It was Henry Ford who said “You can’t build a reputation on what you are going to do.” Not all of us act on our intentions — we do some things happily, but with regard to others we procrastinate.
Years ago at church or motivational meetings it became the habit to issue people with a circular piece of card with “TUIT” written on it: our prompt to go home and get around to wiping an item off the “To Do” list. We chuckled, but I can’t remember if the Round Tuit worked!
What DOES work? Fear of possible embarrassment when a pending visit takes place — that’s good motivation. Imagine as vividly as possibly how you’d feel if caught out. But also imagine how good you’ll feel when the job is done — and write a note to that effect to pop on the fridge door.
Become accountable! Tell friends what you plan, and when, (especially those who’ll question you about it later, and your child or sibling or mother who surely will!). Ask friends for advice, and with luck one will offer to do the task with you. You’ll have to fit in with their availability, and that will be a spur to effort. Turn it into a contest, with each racing to do half — or do it companionably side-by-side, chatting and enjoying the accomplishment.
There are websites dealing with tidying up a home or de-cluttering. After all, sometimes our belongings become a burden, and you won’t always want what you treasured so desperately a few years back.
Or employ a professional to help: work alongside them, learn from them and try to match their efforts (you don’t want to have to pay them to return another time, do you?). Pre-arrange any removal of rubbish, and stock up on uniform storage containers for what you will keep. Label everything well. Enjoy the sight at completion, and take a photo! Brag about it on Facebook and you’ll get no end of congratulatory messages from people who wish they could manage the same.

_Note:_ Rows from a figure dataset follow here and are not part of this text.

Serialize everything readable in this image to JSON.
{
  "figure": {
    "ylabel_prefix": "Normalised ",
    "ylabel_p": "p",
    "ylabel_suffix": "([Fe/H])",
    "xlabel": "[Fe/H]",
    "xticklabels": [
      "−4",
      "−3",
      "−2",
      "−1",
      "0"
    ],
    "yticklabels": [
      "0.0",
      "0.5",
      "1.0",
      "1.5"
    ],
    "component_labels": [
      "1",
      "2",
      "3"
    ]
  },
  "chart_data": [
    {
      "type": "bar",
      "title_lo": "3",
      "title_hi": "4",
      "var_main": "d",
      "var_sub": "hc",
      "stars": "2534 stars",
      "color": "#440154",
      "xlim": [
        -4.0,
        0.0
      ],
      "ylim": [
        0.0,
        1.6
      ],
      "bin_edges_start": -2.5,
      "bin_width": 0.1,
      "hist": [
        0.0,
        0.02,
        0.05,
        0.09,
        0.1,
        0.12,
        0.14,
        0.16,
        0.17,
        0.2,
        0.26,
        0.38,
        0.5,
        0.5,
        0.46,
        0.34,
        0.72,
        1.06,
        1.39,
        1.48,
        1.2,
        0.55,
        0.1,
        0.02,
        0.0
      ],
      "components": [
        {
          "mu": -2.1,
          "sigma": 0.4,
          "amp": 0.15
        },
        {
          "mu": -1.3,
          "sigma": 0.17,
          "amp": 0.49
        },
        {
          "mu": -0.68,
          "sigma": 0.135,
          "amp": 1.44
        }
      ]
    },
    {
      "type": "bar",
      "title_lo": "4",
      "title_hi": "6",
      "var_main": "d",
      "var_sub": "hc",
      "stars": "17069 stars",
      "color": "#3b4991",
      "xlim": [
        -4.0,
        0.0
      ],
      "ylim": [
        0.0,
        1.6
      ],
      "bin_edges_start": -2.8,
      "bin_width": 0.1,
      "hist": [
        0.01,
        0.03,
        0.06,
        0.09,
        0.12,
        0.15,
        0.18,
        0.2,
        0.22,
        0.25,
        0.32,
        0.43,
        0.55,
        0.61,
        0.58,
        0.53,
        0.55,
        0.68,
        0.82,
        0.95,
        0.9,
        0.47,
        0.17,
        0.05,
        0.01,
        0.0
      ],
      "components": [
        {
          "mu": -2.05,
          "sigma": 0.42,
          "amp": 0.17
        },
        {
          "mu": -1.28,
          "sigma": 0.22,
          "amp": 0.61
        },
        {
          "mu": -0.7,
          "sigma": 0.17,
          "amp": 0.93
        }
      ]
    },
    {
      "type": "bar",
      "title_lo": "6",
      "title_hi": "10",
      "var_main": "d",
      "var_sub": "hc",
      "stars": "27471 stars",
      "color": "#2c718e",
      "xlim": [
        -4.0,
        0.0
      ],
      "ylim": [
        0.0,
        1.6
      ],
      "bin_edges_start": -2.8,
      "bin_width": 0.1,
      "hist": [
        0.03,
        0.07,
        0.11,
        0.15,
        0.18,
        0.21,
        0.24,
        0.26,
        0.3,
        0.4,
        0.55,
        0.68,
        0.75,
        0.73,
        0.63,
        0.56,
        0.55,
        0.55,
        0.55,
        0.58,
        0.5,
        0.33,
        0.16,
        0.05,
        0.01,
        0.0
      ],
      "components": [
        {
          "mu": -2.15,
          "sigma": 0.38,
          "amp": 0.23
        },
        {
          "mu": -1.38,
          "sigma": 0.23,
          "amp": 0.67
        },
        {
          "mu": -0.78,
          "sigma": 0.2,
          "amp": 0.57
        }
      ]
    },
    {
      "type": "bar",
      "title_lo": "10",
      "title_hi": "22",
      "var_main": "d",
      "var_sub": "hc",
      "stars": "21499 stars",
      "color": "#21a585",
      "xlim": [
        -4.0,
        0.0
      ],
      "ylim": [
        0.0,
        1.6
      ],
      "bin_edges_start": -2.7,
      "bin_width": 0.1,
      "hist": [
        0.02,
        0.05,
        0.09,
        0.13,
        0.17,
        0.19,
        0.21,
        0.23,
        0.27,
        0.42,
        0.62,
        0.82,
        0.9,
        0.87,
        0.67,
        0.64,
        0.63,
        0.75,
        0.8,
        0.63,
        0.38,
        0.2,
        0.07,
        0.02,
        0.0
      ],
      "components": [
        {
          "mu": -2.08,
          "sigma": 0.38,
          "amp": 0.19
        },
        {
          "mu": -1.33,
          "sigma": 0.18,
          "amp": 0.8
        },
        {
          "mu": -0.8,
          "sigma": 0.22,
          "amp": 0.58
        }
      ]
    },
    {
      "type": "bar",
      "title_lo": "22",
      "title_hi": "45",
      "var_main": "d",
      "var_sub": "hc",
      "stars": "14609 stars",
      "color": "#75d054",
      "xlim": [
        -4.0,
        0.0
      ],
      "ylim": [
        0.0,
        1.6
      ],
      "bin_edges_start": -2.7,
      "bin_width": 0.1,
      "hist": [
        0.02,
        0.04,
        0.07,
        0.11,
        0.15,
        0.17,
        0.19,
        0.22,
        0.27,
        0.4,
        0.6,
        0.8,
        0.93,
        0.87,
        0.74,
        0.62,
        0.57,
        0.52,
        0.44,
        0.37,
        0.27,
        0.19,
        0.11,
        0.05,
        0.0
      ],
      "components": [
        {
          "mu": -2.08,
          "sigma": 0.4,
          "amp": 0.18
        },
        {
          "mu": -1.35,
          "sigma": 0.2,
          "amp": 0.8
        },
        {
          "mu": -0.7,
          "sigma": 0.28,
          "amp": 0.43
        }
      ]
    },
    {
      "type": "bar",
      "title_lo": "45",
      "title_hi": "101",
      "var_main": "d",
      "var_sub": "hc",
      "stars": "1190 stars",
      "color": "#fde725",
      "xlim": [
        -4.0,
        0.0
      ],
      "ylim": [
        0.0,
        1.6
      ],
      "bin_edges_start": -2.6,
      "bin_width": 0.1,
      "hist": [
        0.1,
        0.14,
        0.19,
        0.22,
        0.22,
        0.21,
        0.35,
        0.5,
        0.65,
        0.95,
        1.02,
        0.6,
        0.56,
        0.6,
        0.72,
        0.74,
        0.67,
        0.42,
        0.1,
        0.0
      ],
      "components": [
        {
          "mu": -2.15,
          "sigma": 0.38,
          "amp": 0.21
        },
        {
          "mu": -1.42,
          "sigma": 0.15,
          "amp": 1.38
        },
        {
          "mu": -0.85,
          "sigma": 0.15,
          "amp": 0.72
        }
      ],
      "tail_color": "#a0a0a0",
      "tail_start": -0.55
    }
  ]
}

What if it’s a lot of small tasks you’ve put off? What if each task is really the sort of thing only you can do? Make a list with an indication of priority. Divide a task into definable stages that might each take 20 minutes. Indicate a reward when each final stage of a larger project is reached (go to a movie?). Or have a set of stickers to mark what’s done. Choose one thing off the Round Tuit list every day which has a spare hour.
If, like me, you have favourite TV shows, take with you any task that can be done as you watch (or switch to during those detested advert breaks). If you want to lose weight, DON’T take the task with you: instead dash TO it every ad break, do what you can and dash back.
Write each task on a separate piece of paper, and fold them into a box. Then see what you pull “out of the hat” when you have that spare hour. If they are indeed 20-minute tasks then you’ll have time to recuperate or play those computer games or whatever floats your boat.
In my spare time over the last 25 years I’ve written a historical novel that took 9 years of research and labour, a reference book that took most of a year, a series of 7 children’s history books that collectively took 3 years, a memoir that took 6 months, a book of Christian devotions which was added to over a period of 2 years, and have amassed more than 30 short stories which are currently appearing in two anthologies.
Yes, I’ve well proved I can maintain impetus on long-term projects. I don’t kick myself too much for the fact that people will praise me for my teaching and writing, but they will never, EVER have cause to describe me as “house-proud”– so you can guess in what area I tend to procrastinate.
In my professional diary I note all intended follow-ups or preparations, and can see a whole week at a glance. But what of tasks left undone at the end of a week, when I turn the page? Periodically I turn back over past weeks, highlight tasks yet pending, then I start a list.
If something ought to be on the URGENT list, Blutak a reminder here and there about the house. And when a backlog really causes a problem, have a “half-hour dash” to see how much difference you can make to a single room just by putting away clothes, making the bed and spreading out for sorting all those things populating the top of your dresser. You might end up with yet another task (washing clothes) but it will likely be a very necessary thing.
What you can’t plan for, is that you are almost sure to find something you’ve been looking for, when you get around to a long-put-off task. That adds to the reward.
Having said all that, I must return to a cleaning task I divided into 5 parts and have done 3 — always hoping my husband will look and say “Hey, I could do that better!”